La censura riguarda la liquidazione delle spese di lite, a carico della ricorrente, in unica somma complessiva (invece che separatamente per le varie fasi: primo giudizio di merito, primo giudizio di legittimità, secondo giudizio merito), nonché senza distinguere le spese e le varie voci delle competenze e applicando il principio della soccombenza senza tenere conto del successo della ricorrente sulla questione della tempestività della impugnazione, inizialmente negata dal Tribunale di Orvieto.
4.1. Anche quest’ultimo motivo è inammissibile .
Innanzitutto, la soccombenza va apprezzata con riguardo all’esito finale dell’intero processo e non separando le singole fasi, sicché legittimamente il Tribunale ha attribuito alla società ricorrente il carico integrale delle spese di lite (Cass. nn. 17134/2023; 1570/2023; 1407/2020; 15506/2018).
In secondo luogo, la censura sulla liquidazione unitaria e indistinta delle spese per l’intero processo quantunque esprimente una tesi in sé corretta -è inammissibile per genericità, posto che non viene nemmeno prospettato che il Tribunale, così facendo, abbia superato i massimi liquidabili in base alle tariffe e ai parametri via via vigenti. Con l’ulteriore precisazione che il valore della causa non sarebbe «indeterminabile», come indicato dalla ricorrente, ma pari all’importo del credito la cui ammissione al passivo è stata integralmente contestata con l’ impugnazione (€ 1.381 .816,67).
Dichiarato inammissibile il ricorso, le spese del giudizio di legittimità seguono la soccombenza e si liquidano in
dispositivo in favore di Monte Paschi, mentre nulla occorre provvedere sulle spese con riguardo alla parte rimasta intimata.

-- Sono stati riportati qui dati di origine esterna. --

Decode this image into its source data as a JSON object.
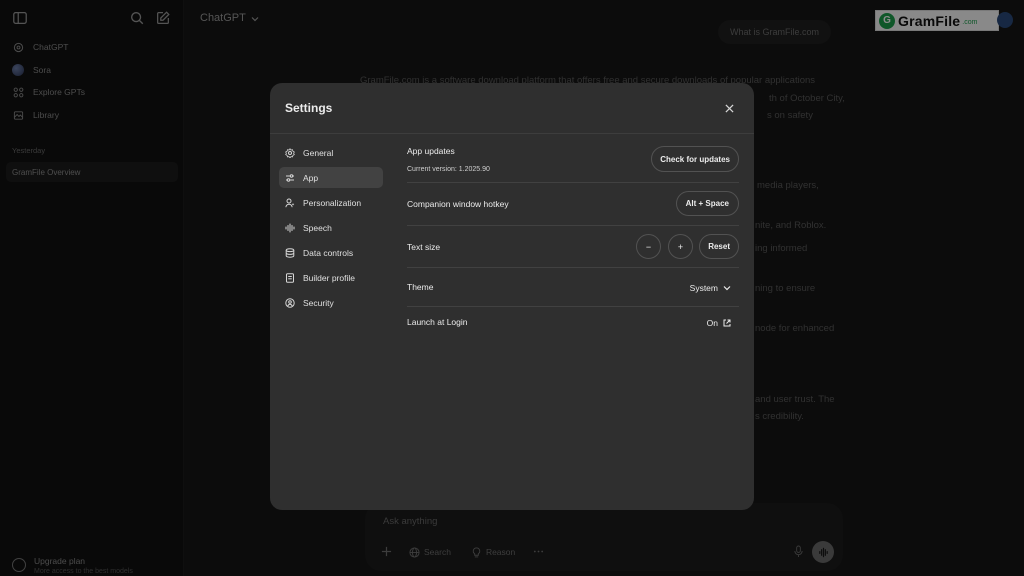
{
  "sidebar": {
    "items": [
      {
        "label": "ChatGPT",
        "icon": "openai-icon"
      },
      {
        "label": "Sora",
        "icon": "sora-icon"
      },
      {
        "label": "Explore GPTs",
        "icon": "grid-icon"
      },
      {
        "label": "Library",
        "icon": "library-icon"
      }
    ],
    "section_label": "Yesterday",
    "chat_title": "GramFile Overview",
    "upgrade_title": "Upgrade plan",
    "upgrade_subtitle": "More access to the best models"
  },
  "header": {
    "model": "ChatGPT",
    "watermark_text": "GramFile",
    "watermark_suffix": ".com"
  },
  "conversation": {
    "user_message": "What is GramFile.com",
    "visible_fragments": [
      "GramFile.com is a software download platform that offers free and secure downloads of popular applications",
      "th of October City,",
      "s on safety",
      "media players,",
      "nite, and Roblox.",
      "ing informed",
      "ning to ensure",
      "node for enhanced",
      "and user trust. The",
      "s credibility."
    ]
  },
  "composer": {
    "placeholder": "Ask anything",
    "search_label": "Search",
    "reason_label": "Reason"
  },
  "settings": {
    "title": "Settings",
    "nav": [
      {
        "label": "General",
        "icon": "gear-icon"
      },
      {
        "label": "App",
        "icon": "sliders-icon"
      },
      {
        "label": "Personalization",
        "icon": "personalization-icon"
      },
      {
        "label": "Speech",
        "icon": "waveform-icon"
      },
      {
        "label": "Data controls",
        "icon": "database-icon"
      },
      {
        "label": "Builder profile",
        "icon": "id-card-icon"
      },
      {
        "label": "Security",
        "icon": "shield-icon"
      }
    ],
    "active_nav": "App",
    "rows": {
      "app_updates": {
        "label": "App updates",
        "sub": "Current version: 1.2025.90",
        "button": "Check for updates"
      },
      "hotkey": {
        "label": "Companion window hotkey",
        "button": "Alt + Space"
      },
      "text_size": {
        "label": "Text size",
        "minus": "−",
        "plus": "+",
        "reset": "Reset"
      },
      "theme": {
        "label": "Theme",
        "value": "System"
      },
      "launch": {
        "label": "Launch at Login",
        "value": "On"
      }
    }
  },
  "colors": {
    "page_bg": "#161616",
    "sidebar_bg": "#121212",
    "modal_bg": "#2f2f2f",
    "active_nav_bg": "#424242",
    "text": "#ececec",
    "logo_green": "#1c9e4b"
  }
}
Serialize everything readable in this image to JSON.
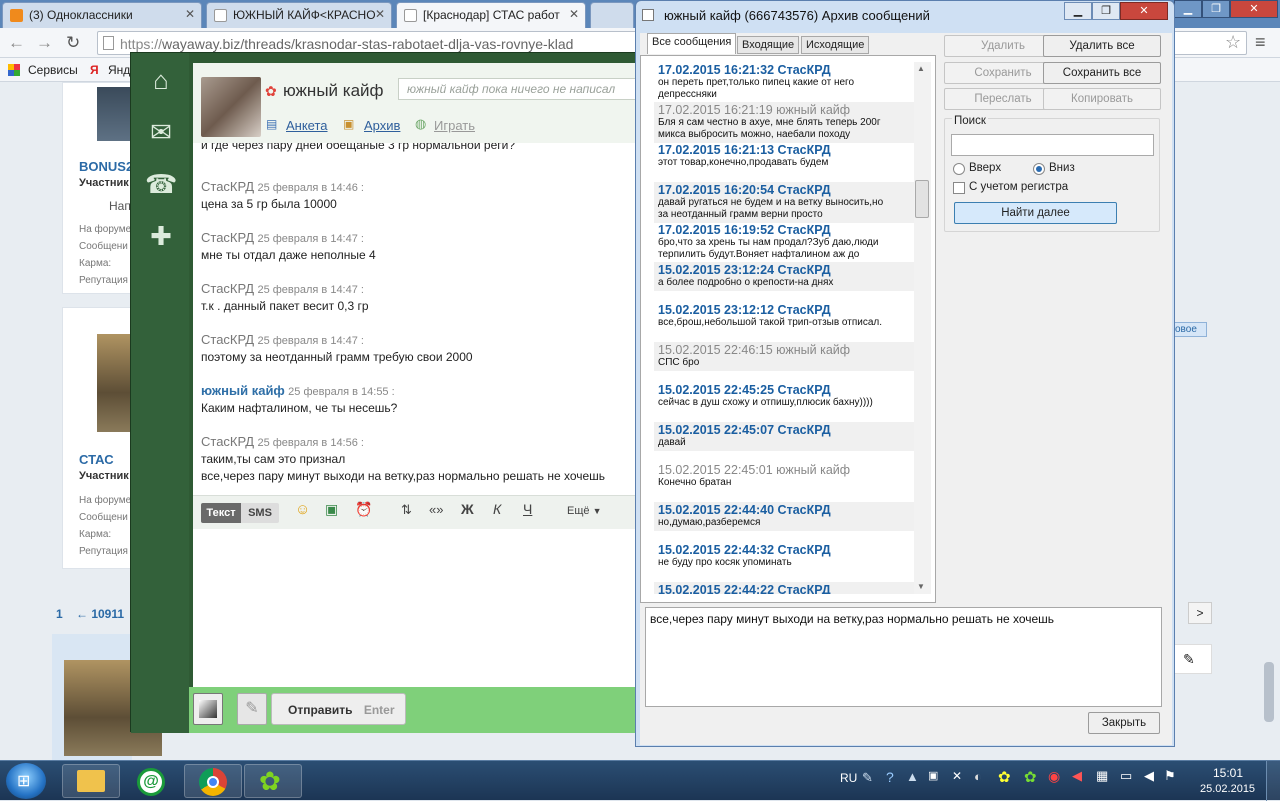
{
  "browser": {
    "tabs": [
      {
        "label": "(3) Одноклассники",
        "color": "#f08a1c"
      },
      {
        "label": "ЮЖНЫЙ КАЙФ<КРАСНО",
        "color": "#9ab0c9"
      },
      {
        "label": "[Краснодар] СТАС работ",
        "color": "#9ab0c9"
      }
    ],
    "url_scheme": "https://",
    "url_rest": "wayaway.biz/threads/krasnodar-stas-rabotaet-dlja-vas-rovnye-klad",
    "bookmarks": [
      {
        "label": "Сервисы"
      },
      {
        "label": "Янд"
      }
    ]
  },
  "forum": {
    "user1": {
      "name": "BONUS2",
      "role": "Участник",
      "btn": "Нап"
    },
    "user2": {
      "name": "СТАС",
      "role": "Участник"
    },
    "fields": [
      "На форуме",
      "Сообщени",
      "Карма:",
      "Репутация"
    ],
    "pager_first": "1",
    "pager_prev": "← 10911",
    "badge": "овое"
  },
  "icq": {
    "contact_name": "южный кайф",
    "status_placeholder": "южный кайф пока ничего не написал",
    "links": {
      "profile": "Анкета",
      "archive": "Архив",
      "play": "Играть"
    },
    "messages": [
      {
        "author": "",
        "date": "",
        "text": "и где через пару дней обещаные 3 гр нормальной реги?",
        "me": false
      },
      {
        "author": "СтасКРД",
        "date": "25 февраля в 14:46",
        "text": "цена за 5 гр была 10000",
        "me": false
      },
      {
        "author": "СтасКРД",
        "date": "25 февраля в 14:47",
        "text": "мне ты отдал даже неполные 4",
        "me": false
      },
      {
        "author": "СтасКРД",
        "date": "25 февраля в 14:47",
        "text": "т.к . данный пакет весит 0,3 гр",
        "me": false
      },
      {
        "author": "СтасКРД",
        "date": "25 февраля в 14:47",
        "text": "поэтому за неотданный грамм требую свои 2000",
        "me": false
      },
      {
        "author": "южный кайф",
        "date": "25 февраля в 14:55",
        "text": "Каким нафталином, че ты несешь?",
        "me": true
      },
      {
        "author": "СтасКРД",
        "date": "25 февраля в 14:56",
        "text": "таким,ты сам это признал",
        "text2": "все,через пару минут выходи на ветку,раз нормально решать не хочешь",
        "me": false
      }
    ],
    "compose": {
      "mode_text": "Текст",
      "mode_sms": "SMS",
      "more": "Ещё",
      "bold": "Ж",
      "italic": "К",
      "underline": "Ч",
      "quotes": "«»"
    },
    "send": {
      "label": "Отправить",
      "hint": "Enter"
    }
  },
  "archive": {
    "title": "южный кайф (666743576) Архив сообщений",
    "tabs": [
      "Все сообщения",
      "Входящие",
      "Исходящие"
    ],
    "buttons": {
      "delete": "Удалить",
      "delete_all": "Удалить все",
      "save": "Сохранить",
      "save_all": "Сохранить все",
      "forward": "Переслать",
      "copy": "Копировать",
      "find_next": "Найти далее",
      "close": "Закрыть"
    },
    "search": {
      "label": "Поиск",
      "up": "Вверх",
      "down": "Вниз",
      "case": "С учетом регистра"
    },
    "entries": [
      {
        "head": "17.02.2015 16:21:32 СтасКРД",
        "text": "он переть прет,только пипец какие от него",
        "text2": "депрессняки",
        "other": false
      },
      {
        "head": "17.02.2015 16:21:19 южный кайф",
        "text": "Бля я сам честно в ахуе, мне блять теперь 200г",
        "text2": "микса выбросить можно, наебали походу",
        "other": true
      },
      {
        "head": "17.02.2015 16:21:13 СтасКРД",
        "text": "этот товар,конечно,продавать будем",
        "text2": "",
        "other": false
      },
      {
        "head": "17.02.2015 16:20:54 СтасКРД",
        "text": "давай ругаться не будем и на ветку выносить,но",
        "text2": "за неотданный грамм верни просто",
        "other": false
      },
      {
        "head": "17.02.2015 16:19:52 СтасКРД",
        "text": "бро,что за хрень ты нам продал?Зуб даю,люди",
        "text2": "терпилить будут.Воняет нафталином аж до",
        "other": false
      },
      {
        "head": "15.02.2015 23:12:24 СтасКРД",
        "text": "а более подробно о крепости-на днях",
        "text2": "",
        "other": false
      },
      {
        "head": "15.02.2015 23:12:12 СтасКРД",
        "text": "все,брош,небольшой такой трип-отзыв отписал.",
        "text2": "",
        "other": false
      },
      {
        "head": "15.02.2015 22:46:15 южный кайф",
        "text": "СПС бро",
        "text2": "",
        "other": true
      },
      {
        "head": "15.02.2015 22:45:25 СтасКРД",
        "text": "сейчас в душ схожу и отпишу,плюсик бахну))))",
        "text2": "",
        "other": false
      },
      {
        "head": "15.02.2015 22:45:07 СтасКРД",
        "text": "давай",
        "text2": "",
        "other": false
      },
      {
        "head": "15.02.2015 22:45:01 южный кайф",
        "text": "Конечно братан",
        "text2": "",
        "other": true
      },
      {
        "head": "15.02.2015 22:44:40 СтасКРД",
        "text": "но,думаю,разберемся",
        "text2": "",
        "other": false
      },
      {
        "head": "15.02.2015 22:44:32 СтасКРД",
        "text": "не буду про косяк упоминать",
        "text2": "",
        "other": false
      },
      {
        "head": "15.02.2015 22:44:22 СтасКРД",
        "text": "",
        "text2": "",
        "other": false
      }
    ],
    "selected_text": "все,через пару минут выходи на ветку,раз нормально решать не хочешь"
  },
  "taskbar": {
    "lang": "RU",
    "time": "15:01",
    "date": "25.02.2015"
  }
}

Si dà atto che, in base al l’esito del giudizio, sussiste il presupposto per il raddoppio del contributo unificato ai sensi dell’art. 13, comma 1 -quater , del d.P.R. n. 115 del 2002.
P.Q.M.
La Corte:
dichiara inammissibile il ricorso;
condanna la ricorrente al pagamento, in favore di Banca Monte dei Paschi di Siena S.p.A., delle spese del giudizio di legittimità, che liquida in € 10.000 per compensi, oltre alle spese generali al 15%, a € 200 per esborsi e agli accessori di legge;
dà atto, ai sensi dell ‘ art.13, comma 1 -quater , del d.P.R. n. 115 del 2002, della sussistenza dei presupposti per il versamento, da parte della ricorrente, dell ‘ ulteriore importo a titolo di contributo unificato pari a quello per il ricorso a norma del comma 1 -bis dello stesso art. 13, se dovuto.